Sashimi knives come in a variety of styles with varying blade designs. Yanagi, the most popular sashimi knife has a long slender blade, pointed tip, and one sided blade. Yanagi is also called yanagiba. Another popular sashimi knife is the one called tako. Unlike the yanagi, tako has a blunt end. A lot of high quality sashimi knives are sold in Amazon.com.

Masamoto Knives

Masamoto, famed as the leading sushi chef knife maker in Japan, has been making sushi knives for over 150 years. They are so popular and trusted that most chefs in Japan have at least one knife with the name Masamoto on it.
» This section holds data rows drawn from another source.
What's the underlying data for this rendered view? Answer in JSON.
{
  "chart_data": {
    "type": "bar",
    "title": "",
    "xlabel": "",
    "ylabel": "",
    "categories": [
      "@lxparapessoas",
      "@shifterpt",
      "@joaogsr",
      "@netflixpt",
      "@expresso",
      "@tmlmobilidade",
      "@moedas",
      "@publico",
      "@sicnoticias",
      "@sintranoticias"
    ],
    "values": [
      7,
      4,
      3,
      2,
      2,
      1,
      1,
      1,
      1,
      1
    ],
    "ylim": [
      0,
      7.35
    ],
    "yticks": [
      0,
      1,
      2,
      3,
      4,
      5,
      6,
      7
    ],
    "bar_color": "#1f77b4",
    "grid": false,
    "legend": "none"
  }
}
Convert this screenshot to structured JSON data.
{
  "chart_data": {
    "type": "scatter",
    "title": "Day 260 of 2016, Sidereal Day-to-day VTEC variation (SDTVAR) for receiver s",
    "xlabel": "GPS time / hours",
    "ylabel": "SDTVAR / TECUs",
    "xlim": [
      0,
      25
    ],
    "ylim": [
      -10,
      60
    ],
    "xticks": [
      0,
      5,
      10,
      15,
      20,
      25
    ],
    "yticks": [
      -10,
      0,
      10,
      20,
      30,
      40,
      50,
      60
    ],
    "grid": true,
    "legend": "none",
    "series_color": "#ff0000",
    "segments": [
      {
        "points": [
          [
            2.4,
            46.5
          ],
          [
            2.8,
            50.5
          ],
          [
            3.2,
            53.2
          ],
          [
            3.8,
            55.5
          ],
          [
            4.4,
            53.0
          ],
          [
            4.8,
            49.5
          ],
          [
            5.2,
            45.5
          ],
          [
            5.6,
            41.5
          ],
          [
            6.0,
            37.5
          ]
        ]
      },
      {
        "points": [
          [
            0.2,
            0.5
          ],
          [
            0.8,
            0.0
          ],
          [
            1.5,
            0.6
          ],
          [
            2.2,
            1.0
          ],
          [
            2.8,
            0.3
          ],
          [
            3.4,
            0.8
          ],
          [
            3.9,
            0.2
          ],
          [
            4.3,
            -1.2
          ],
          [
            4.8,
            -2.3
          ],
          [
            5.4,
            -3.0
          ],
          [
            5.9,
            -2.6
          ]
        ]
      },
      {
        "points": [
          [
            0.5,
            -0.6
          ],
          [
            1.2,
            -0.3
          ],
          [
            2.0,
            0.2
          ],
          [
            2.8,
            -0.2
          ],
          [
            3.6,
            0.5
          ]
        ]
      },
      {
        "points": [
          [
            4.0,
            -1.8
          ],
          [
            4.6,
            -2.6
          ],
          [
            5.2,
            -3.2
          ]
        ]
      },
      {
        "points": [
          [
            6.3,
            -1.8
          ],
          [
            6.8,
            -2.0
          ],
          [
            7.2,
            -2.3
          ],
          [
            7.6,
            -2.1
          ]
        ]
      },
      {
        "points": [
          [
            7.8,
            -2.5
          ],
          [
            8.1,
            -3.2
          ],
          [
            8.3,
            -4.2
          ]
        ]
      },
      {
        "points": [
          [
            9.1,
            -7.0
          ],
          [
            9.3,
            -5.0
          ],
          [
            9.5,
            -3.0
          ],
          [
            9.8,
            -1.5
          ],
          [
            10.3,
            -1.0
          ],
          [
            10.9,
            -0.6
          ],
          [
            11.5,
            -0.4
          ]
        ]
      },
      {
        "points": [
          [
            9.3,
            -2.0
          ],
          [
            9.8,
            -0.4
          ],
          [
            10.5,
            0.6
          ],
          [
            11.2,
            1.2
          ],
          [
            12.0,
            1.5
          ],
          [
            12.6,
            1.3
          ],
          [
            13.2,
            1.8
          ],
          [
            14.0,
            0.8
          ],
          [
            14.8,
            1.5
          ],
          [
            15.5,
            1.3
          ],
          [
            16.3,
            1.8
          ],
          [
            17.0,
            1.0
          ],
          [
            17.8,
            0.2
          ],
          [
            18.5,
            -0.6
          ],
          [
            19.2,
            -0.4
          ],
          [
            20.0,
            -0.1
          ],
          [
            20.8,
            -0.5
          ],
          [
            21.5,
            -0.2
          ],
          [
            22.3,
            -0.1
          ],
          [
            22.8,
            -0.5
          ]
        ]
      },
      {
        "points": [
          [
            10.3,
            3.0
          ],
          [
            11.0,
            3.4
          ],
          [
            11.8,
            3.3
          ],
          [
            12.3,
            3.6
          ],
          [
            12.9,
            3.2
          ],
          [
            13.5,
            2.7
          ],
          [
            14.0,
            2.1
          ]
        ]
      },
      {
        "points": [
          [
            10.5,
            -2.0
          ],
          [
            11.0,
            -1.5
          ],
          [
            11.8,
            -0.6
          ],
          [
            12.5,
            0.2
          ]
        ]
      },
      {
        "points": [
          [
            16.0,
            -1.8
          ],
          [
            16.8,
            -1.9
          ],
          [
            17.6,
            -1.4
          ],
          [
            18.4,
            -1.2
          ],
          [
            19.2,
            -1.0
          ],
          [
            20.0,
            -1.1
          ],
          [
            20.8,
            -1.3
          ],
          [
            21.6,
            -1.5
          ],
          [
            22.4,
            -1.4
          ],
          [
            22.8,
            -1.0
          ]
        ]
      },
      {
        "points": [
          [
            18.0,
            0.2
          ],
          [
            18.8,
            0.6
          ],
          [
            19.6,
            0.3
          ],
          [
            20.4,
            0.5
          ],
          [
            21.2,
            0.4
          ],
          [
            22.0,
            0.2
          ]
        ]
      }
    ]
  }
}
Among Masamoto’s featured knives is the HC Series, a collection of high quality Japanese carbon steel chef knives. The blades of these knives consist of pure Japanese carbon steel that is extremely hard. By a skilled smith, these blades can be made into extremely sharp-edged cutting knives. Due to the hardness of the material, the knives can retain their sharpness in a much longer time. HC series Masamoto knives come with a Black Pakkawood handle and with solid bolster. The only problem with these knives is their vulnerability to rust when not used or not properly taken care of. However, despite this, professional chefs still prefer using HC series especially for cutting jobs that require longer retention of sharpness.

The ST series is a collection of high carbon stainless steel western style chefs’ knives. The blades are an alloy of carbon, molybdenum, chrome, vanadium, and iron forged in extreme heat and quenched into sub-zero Rockwell hardness with HRC 58 for toughness and long lasting edge retention capacity. This line of knives also comes with full tang handles that are permanently riveted with black wood and welded with a solid bolster that adds water and bacteria resistance to the knives. These knives are particularly a choice for those who do not want their knives to get rusted even when not used or put in a damp corner for a long time.

The KS Series is a top-notch among Masamoto sushi knives. These knives are made from forging traditional steel cutting edge of Hitachi steel (Shiro Ko) paired with iron to achieve a very efficient cutting machine. Its handle is made of traditional Japanese Magnolia wood with water buffalo bolster. What is special about these blades is in the way they are sharpened. The blades are sharpened using the “Hon Kasumi” way. “Hon” is a Japanese word which means “real”, while “kasumi” means “mist”. Thus, a blade sharpened the hon kasumi way has a mist-like pattern on it. Unlike the other Masamoto blades, KS Series knives are sharpened, polished, and finished only by the most skilled workers.

Whether you are a professional sushi or sashimi chef or just trying it out for the first time, the Japanese knives you use can make the difference between gourmet and average sushi.